James 1:17 reminds us that “every good and perfect gift is from above.” That includes therapists who listen without judgment. That includes antidepressants that restore chemical balance. That includes support groups, spiritual mentors, and long walks in God’s creation. These aren’t alternatives to faith — they’re expressions of God’s provision.
Why Christians Struggle with Stigma
I think a lot of the stigma comes from a place of fear. Mental illness can feel invisible, unpredictable, and even scary. It’s easier to keep things neat and tidy — label it as a lack of faith, toss a Bible verse at it, and move on. But that’s not love.
Galatians 6:2 calls us to “carry each other’s burdens,” not to explain them away. Romans 12:15 says to “weep with those who weep.” Not, “quote Scripture until they feel better.” And Jesus? He never shamed the hurting — He moved toward them. Always.

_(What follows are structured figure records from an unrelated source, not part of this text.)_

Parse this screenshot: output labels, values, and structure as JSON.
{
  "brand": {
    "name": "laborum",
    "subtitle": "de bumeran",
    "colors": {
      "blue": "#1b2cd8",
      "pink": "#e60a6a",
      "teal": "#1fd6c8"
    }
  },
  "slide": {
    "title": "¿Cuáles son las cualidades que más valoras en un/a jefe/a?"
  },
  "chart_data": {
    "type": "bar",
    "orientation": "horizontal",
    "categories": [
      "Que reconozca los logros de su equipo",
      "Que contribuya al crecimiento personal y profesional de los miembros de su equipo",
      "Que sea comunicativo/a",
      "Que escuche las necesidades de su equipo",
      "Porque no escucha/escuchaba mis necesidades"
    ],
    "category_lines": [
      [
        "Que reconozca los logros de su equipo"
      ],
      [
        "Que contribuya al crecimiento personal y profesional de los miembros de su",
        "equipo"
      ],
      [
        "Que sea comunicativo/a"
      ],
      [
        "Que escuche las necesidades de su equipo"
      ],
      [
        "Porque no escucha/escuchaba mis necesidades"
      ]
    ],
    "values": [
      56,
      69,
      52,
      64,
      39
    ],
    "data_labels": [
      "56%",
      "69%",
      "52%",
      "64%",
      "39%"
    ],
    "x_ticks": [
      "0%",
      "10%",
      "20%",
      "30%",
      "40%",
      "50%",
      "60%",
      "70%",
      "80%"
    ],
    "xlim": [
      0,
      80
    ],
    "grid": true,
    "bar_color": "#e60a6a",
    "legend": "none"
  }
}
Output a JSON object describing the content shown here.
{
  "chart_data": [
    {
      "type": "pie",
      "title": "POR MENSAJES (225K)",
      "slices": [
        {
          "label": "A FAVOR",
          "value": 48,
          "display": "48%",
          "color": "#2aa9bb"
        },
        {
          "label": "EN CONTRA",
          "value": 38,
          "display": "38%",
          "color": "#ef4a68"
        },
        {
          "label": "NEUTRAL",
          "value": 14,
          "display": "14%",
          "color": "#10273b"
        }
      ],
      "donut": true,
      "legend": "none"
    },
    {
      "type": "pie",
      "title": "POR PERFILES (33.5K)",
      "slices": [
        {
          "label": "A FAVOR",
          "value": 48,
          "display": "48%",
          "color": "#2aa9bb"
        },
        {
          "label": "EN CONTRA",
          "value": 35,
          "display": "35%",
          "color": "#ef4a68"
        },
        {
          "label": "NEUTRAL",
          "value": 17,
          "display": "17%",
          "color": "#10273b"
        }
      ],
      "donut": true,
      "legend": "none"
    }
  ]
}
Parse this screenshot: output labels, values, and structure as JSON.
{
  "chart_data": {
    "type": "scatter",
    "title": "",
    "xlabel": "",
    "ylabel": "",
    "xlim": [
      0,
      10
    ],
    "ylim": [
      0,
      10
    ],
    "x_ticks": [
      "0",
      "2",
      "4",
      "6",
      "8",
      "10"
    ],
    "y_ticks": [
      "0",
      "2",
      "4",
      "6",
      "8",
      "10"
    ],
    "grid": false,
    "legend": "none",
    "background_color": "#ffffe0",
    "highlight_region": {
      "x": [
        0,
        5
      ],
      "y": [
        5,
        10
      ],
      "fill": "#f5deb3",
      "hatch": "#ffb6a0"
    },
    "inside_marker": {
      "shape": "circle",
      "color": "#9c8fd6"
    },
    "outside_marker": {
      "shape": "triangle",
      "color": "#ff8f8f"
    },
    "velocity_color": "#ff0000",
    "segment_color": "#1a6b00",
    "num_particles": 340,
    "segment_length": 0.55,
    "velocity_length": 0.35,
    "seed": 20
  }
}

The church should be the safest place for someone struggling with depression, anxiety, or trauma. But too often, we’ve made it a place where people feel like they have to wear a mask and pretend everything’s fine.
It’s time for that to change.
What Can We Do Differently?
Let’s get practical. If we want to be part of the solution — and I know you do — here are a few ways to help break the stigma:
- Talk openly about mental health. Share your story if you’ve walked through it. Be the kind of person someone can confide in without fear of judgment.
- Listen more than you speak. Sometimes the best thing we can do is just be present. You don’t have to fix it. You just have to show up.
- Stop offering spiritual clichés. “Just pray about it” might be true, but if that’s all you say, it can feel dismissive. Prayer is powerful — but so is empathy.
- Encourage people to seek help. Normalize counseling. Support loved ones who are taking medication. Remind them they’re not broken — they’re brave.
- Watch your language. Avoid phrases like “crazy,” “psycho,” or “weak.” Our words shape culture — and we want ours to be full of grace and truth (John 1:14).
- Pray intentionally. Ask God to heal, to guide, to comfort — and to use you as part of someone’s healing journey.
- Be a safe space. Sometimes, the greatest ministry isn’t a sermon — it’s a quiet conversation over coffee, where someone finally feels seen.
Healing is a Process — And God is in It
If you’re reading this and silently struggling, let me say this plainly: You are not alone. You are not a bad Christian. You are not failing.
You’re human.
And Jesus — your Great Physician — sees you. He knows your pain. He walks with you through the valley. He heals in His time, in His way, often using both spiritual and earthly tools. Don’t be afraid to reach out for help. It doesn’t mean you’re giving up on God. It means you’re inviting Him into the mess, trusting Him to work through every resource available.
There’s no shame in the healing process. There’s only grace.
Let’s be a people who reflect that grace — who stop pretending and start embracing, who open our arms to the hurting and our hearts to the hard conversations. May our churches become places of refuge, not performance. And may Mental Health Awareness Month be a spark that helps us light the way with love, compassion, and truth.
You don’t have to be okay to belong. You just have to be honest — and we’ll meet you there.